The roasted chicken was delicious, though. Between her and Amos, they finished every morsel, right down to the bony carcass. Twenty minutes later, an overfed Amos gagged once, and threw up his supper on the parlor carpet.

* * *

She was ironing the following morning, when Griff finally walked in the front door—looking like he was about to start spitting nails.

“Sit down,” he ordered. “I want to talk to you.”

It may have been his authoritative tone that set her off, and later, she couldn’t say exactly why, but suddenly, inexplicably, Elyn went from conciliatory, to combative.

“I need to finish this ironing,” she said sullenly. “Just go ahead and say what you have to say. I can hear you just fine from where I am.”

He pointed to a kitchen chair. “I’m not going to tell you again. Get over here and sit down—with your mouth shut. If you say one damned word, or interrupt me before I’ve finished what I have to say, I promise you’ll regret it.”

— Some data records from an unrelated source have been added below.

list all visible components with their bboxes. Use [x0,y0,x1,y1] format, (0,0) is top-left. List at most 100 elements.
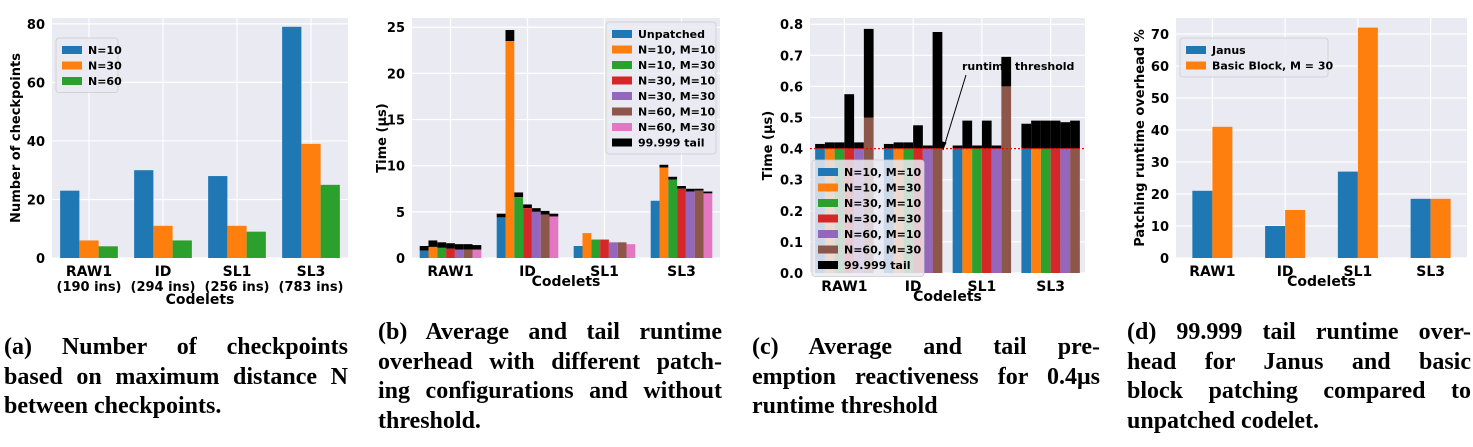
y-tick-label: 20 [387,67,405,82]
bar [1001,86,1012,273]
caption-a-line: based on maximum distance N [4,363,348,390]
y-tick-label: 40 [1151,124,1169,139]
caption-b-line: (b) Average and tail runtime [378,319,722,345]
x-tick-label: ID [905,279,922,295]
legend-swatch [612,138,632,147]
caption-b-line: overhead with different patch- [378,348,722,375]
x-tick-label: SL1 [968,279,997,295]
annotation-arrowhead [940,141,947,150]
legend-label: N=30, M=10 [638,75,716,88]
tail-bar [991,145,1002,149]
y-tick-label: 25 [387,21,405,36]
x-tick-sublabel: (190 ins) [57,280,122,295]
y-tick-label: 0 [396,252,405,267]
tail-bar [677,186,686,189]
legend-label: N=30, M=30 [638,90,716,103]
bar [282,26,302,258]
x-tick-label: RAW1 [427,264,473,280]
tail-bar [834,142,845,149]
tail-bar [913,125,923,149]
bar [540,214,550,258]
tail-bar [505,30,515,42]
bar [472,249,482,258]
tail-bar [659,164,669,168]
bar [582,233,592,258]
legend-label: 99.999 tail [638,137,705,150]
x-tick-label: SL1 [590,264,619,280]
legend-label: N=10, M=10 [638,44,716,57]
legend-swatch [62,77,82,85]
legend-label: N=30, M=10 [844,197,922,210]
bar [591,239,601,258]
y-tick-label: 0.6 [780,80,803,95]
bar [626,244,636,258]
legend-box [605,21,717,155]
bar [972,148,982,273]
bar [1021,148,1032,273]
caption-b: (b) Average and tail runtime overhead wi… [378,318,722,436]
bar [153,225,173,258]
bar [617,242,627,258]
caption-d-line: block patching compared to [1127,378,1471,404]
x-tick-label: SL1 [1344,264,1373,280]
legend-swatch [818,245,838,254]
chart-d: 0 10 20 30 40 50 60 70 RAW1 ID SL1 SL3 Codelets Patch… [1133,18,1467,290]
bar [922,148,933,273]
x-tick-sublabel: (256 ins) [205,280,270,295]
x-tick-label: RAW1 [1189,264,1235,280]
y-tick-label: 40 [27,135,45,150]
legend-swatch [1186,46,1206,54]
chart-a: 0 20 40 60 80 RAW1(190 ins) ID(294 ins) SL1(256… [9,18,348,308]
bar [962,148,973,273]
caption-a: (a) Number of checkpoints based on maxim… [4,333,348,422]
y-axis-label: Patching runtime overhead % [1133,29,1148,246]
bar [952,148,963,273]
caption-b-line: threshold. [378,407,481,434]
legend-label: N=30, M=30 [844,213,922,226]
y-tick-label: 20 [1151,188,1169,203]
caption-c-line: (c) Average and tail pre- [752,334,1100,360]
tail-bar [437,242,447,248]
x-tick-label: ID [155,264,172,280]
legend-swatch [818,214,838,223]
y-tick-label: 80 [27,18,45,33]
bar [549,216,559,258]
tail-bar [694,188,704,191]
y-tick-label: 10 [1151,220,1169,235]
tail-bar [1031,120,1041,149]
y-tick-label: 60 [1151,60,1169,75]
caption-c-line: emption reactiveness for 0.4μs [752,363,1100,390]
tail-bar [1001,56,1012,87]
bar [531,211,541,258]
tail-bar [815,143,825,149]
legend-label: N=10, M=10 [844,166,922,179]
caption-c-line: runtime threshold [752,393,938,419]
tail-bar [1060,122,1071,149]
bar [1070,148,1080,273]
legend-swatch [612,45,632,54]
tail-bar [1040,120,1051,149]
bar [1430,198,1451,258]
y-tick-label: 0.4 [780,143,803,158]
bar [1357,27,1378,258]
bar [523,208,532,258]
legend-swatch [62,61,82,70]
tail-bar [463,244,473,250]
tail-bar [685,188,695,192]
bar [685,191,695,258]
caption-a-line: (a) Number of checkpoints [4,334,348,360]
bar [446,248,455,258]
x-tick-label: SL3 [1036,279,1065,295]
tail-bar [922,145,933,149]
y-axis-label: Number of checkpoints [9,53,24,223]
tail-bar [1070,120,1080,149]
bar [419,250,429,258]
x-axis-label: Codelets [913,289,982,305]
x-tick-label: SL3 [297,264,326,280]
legend-label: N=60, M=10 [638,106,716,119]
legend-swatch [818,168,838,176]
tail-bar [549,213,559,217]
bar [172,240,192,258]
y-tick-label: 0 [1160,252,1169,267]
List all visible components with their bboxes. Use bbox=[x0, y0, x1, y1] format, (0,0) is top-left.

This time, Elyn’s mood changed, from defiance to
compliance,
even faster. She set the heavy iron back on the stove, and sat down quickly. Not only was last night’s dream still fresh in her mind, but there was a large crock filled with wooden spoons sitting on the counter right behind her. She had known since childhood that lovely dreams don’t come true, but with bad dreams, you could just never tell.